As a part of the theory group at TRIUMF, Hill is concerned with three research topics, all connected to global physics experiments.
One area of his focus is the particle that was the subject of the 2015 Nobel Prize in physics – the neutrino. “There are still some properties of neutrinos that we still don’t understand,” he says. “These include really basic questions like whether a quantity called lepton number is conserved in neutrino interactions, and whether a fundamental symmetry called CP symmetry is conserved.” According to Hill, these questions will likely be answered by next generation experiments with global collaborations, hosted at places like SNOLAB in Sudbury, Ontario and J-PARC in Japan.
In order to perform and interpret these experiments, however, the basic properties of neutrino interaction need to be understood better. This means making detailed calculations important for distinguishing the different types of neutrinos that appear in the detector and then being able to translate those to the underlying neutrino parameters. Hill’s research in this area overlaps with TRIUMF’s connections to the Tokai to Kamioka (T2K) experiment in Japan, which sends an intense neutrino beam 295 km across the island to a detector called Super Kamiokande, located in an underground mine.
Another area of Hill’s research with connections to neutrino interactions is the proton radius puzzle – a problem that has been discussed since 2010 when a paper published in Nature revealed that the proton was smaller than originally thought. Hill has spent some time thinking about this puzzle, as have others in the Theory Group here at TRIUMF.
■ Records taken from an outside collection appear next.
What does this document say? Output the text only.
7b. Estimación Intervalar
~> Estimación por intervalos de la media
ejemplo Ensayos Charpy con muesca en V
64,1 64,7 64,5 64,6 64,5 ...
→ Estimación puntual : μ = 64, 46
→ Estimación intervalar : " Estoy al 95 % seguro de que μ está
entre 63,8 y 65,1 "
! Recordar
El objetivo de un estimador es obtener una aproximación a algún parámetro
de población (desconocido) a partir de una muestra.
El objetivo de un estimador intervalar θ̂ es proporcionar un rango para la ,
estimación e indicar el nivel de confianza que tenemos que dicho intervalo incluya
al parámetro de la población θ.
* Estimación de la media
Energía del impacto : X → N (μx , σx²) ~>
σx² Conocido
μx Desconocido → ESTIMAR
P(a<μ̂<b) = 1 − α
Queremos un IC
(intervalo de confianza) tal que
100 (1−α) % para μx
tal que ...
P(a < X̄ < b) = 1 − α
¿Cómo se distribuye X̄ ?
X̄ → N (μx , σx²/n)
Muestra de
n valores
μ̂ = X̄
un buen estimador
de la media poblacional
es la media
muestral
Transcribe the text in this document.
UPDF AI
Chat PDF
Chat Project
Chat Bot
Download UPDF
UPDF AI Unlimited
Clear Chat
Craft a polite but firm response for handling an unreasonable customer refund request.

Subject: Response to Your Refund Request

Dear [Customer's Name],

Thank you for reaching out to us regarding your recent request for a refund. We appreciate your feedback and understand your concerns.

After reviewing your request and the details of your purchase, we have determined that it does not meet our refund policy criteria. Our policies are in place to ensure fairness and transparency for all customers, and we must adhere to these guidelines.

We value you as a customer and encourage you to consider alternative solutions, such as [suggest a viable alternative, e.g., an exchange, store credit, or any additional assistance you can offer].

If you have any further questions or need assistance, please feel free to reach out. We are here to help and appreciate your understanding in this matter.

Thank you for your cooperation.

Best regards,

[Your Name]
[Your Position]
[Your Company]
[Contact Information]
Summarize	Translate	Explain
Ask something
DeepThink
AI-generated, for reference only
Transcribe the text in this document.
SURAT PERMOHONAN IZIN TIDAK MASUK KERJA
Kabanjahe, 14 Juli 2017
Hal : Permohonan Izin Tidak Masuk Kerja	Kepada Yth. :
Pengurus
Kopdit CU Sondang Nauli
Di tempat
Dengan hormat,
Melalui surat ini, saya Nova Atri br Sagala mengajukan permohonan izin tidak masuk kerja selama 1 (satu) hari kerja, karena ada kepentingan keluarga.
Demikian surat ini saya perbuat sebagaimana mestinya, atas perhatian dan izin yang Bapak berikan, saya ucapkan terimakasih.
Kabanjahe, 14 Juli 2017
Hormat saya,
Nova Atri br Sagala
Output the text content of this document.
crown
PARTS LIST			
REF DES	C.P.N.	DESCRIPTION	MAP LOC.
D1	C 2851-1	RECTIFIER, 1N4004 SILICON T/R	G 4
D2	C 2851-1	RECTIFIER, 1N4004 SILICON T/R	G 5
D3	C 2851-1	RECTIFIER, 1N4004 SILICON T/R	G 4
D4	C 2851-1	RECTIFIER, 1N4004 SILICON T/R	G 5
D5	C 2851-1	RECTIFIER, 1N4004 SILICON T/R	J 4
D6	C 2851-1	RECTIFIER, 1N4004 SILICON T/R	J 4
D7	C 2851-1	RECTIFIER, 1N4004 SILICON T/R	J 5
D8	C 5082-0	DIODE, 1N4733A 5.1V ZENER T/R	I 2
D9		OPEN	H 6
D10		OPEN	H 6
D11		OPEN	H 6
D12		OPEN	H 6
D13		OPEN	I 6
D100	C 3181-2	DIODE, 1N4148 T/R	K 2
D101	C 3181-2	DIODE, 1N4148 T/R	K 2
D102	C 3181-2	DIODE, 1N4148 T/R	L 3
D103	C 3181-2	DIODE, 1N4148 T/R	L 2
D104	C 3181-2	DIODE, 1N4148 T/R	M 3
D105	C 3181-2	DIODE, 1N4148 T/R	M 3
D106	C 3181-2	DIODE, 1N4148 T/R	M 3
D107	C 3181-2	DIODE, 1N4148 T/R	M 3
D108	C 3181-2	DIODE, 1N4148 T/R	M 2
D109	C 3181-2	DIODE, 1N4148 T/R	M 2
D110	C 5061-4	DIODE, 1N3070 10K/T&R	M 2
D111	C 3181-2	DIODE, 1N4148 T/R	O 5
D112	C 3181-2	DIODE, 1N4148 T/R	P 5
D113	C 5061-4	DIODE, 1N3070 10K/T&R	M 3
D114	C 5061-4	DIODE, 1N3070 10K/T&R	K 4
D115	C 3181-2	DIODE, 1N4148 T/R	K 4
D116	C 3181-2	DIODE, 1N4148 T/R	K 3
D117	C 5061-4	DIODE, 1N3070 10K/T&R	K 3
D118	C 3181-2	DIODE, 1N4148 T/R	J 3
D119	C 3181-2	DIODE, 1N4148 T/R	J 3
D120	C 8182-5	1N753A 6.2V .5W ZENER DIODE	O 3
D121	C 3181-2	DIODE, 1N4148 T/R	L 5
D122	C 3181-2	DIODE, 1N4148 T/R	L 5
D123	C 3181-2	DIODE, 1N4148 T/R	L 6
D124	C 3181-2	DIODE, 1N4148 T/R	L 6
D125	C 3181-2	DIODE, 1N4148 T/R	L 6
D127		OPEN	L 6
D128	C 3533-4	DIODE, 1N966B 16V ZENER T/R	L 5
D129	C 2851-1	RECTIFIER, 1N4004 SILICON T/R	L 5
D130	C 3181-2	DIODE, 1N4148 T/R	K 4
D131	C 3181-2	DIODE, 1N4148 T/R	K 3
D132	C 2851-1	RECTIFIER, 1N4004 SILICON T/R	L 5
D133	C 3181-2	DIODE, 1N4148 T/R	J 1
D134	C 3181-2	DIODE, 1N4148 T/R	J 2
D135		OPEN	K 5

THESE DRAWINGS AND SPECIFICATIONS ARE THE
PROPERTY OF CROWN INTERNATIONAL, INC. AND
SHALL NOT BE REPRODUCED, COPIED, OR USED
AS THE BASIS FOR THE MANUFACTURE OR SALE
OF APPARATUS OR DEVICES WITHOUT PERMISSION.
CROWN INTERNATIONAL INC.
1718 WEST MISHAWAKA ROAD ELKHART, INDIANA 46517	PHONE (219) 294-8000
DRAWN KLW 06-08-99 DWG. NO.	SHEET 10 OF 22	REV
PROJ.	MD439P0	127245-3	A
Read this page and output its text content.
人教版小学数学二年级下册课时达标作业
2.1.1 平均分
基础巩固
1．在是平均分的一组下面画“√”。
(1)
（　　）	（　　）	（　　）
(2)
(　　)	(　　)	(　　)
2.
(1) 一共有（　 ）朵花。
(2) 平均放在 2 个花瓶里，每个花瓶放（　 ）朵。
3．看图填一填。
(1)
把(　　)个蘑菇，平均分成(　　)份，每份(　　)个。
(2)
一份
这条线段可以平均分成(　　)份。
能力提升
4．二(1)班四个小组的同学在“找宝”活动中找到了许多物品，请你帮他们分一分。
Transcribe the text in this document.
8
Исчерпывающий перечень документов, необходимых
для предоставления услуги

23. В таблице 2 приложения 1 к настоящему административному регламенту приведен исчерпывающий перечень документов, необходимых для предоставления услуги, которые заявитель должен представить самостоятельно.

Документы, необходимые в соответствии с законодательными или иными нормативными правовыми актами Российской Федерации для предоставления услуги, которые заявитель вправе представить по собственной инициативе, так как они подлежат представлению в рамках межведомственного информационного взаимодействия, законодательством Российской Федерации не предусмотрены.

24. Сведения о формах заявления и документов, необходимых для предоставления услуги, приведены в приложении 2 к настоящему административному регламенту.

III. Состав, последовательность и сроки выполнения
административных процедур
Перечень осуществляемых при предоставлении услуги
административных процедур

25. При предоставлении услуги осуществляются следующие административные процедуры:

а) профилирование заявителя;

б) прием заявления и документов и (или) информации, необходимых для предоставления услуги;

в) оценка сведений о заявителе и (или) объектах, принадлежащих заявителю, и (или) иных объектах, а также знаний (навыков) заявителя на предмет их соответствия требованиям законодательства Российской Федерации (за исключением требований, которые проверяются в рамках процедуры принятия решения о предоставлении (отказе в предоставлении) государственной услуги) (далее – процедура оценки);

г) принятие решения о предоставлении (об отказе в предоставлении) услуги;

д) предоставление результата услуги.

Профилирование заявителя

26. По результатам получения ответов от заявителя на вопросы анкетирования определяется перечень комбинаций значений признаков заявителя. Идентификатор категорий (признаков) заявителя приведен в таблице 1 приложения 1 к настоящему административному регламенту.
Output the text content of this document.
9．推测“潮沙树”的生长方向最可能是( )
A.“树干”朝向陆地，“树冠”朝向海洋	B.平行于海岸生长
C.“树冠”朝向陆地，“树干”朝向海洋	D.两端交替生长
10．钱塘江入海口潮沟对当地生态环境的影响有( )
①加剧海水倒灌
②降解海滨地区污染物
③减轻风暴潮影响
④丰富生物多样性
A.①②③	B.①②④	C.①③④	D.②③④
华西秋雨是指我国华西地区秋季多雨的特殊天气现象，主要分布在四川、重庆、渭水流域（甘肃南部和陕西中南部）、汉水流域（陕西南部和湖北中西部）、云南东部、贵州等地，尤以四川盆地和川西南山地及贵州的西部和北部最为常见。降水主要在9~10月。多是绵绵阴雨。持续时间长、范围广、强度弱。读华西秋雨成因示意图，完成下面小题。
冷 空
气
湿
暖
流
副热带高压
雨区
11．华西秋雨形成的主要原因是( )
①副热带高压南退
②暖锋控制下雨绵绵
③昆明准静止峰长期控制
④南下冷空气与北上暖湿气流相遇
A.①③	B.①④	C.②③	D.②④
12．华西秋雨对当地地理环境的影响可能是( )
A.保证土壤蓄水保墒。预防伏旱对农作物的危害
Hill is also interested in dark matter interactions. “One aspect of this is that the non-observation of new physics so far at the Large Hadron Collider (LHC) has pushed us into a regime where the particles beyond the Standard Model might be a bit heavier than we thought.” With this in mind, Hill and collaborators from TRIUMF, the University of Chicago, and Perimeter Institute have developed a new way of analyzing interactions of dark matter with nuclei. Their predictions have indicated that bigger detectors may be needed. “We’re trying to refine those calculations to see exactly how big those detectors would need to be, and this would connect with some of the experiments at SNOLAB like the DEAP experiment.”
Thus far, his stay has been a positive experience – one full of connections to research being done nationally and globally, which is what drew him to the field in the first place. For Hill, the best part about being a physicist is what the field offers by way of understanding the world. “I think it’s the idea of discovery,” he says. “The idea of one day not knowing, and the next day knowing something true about the world.”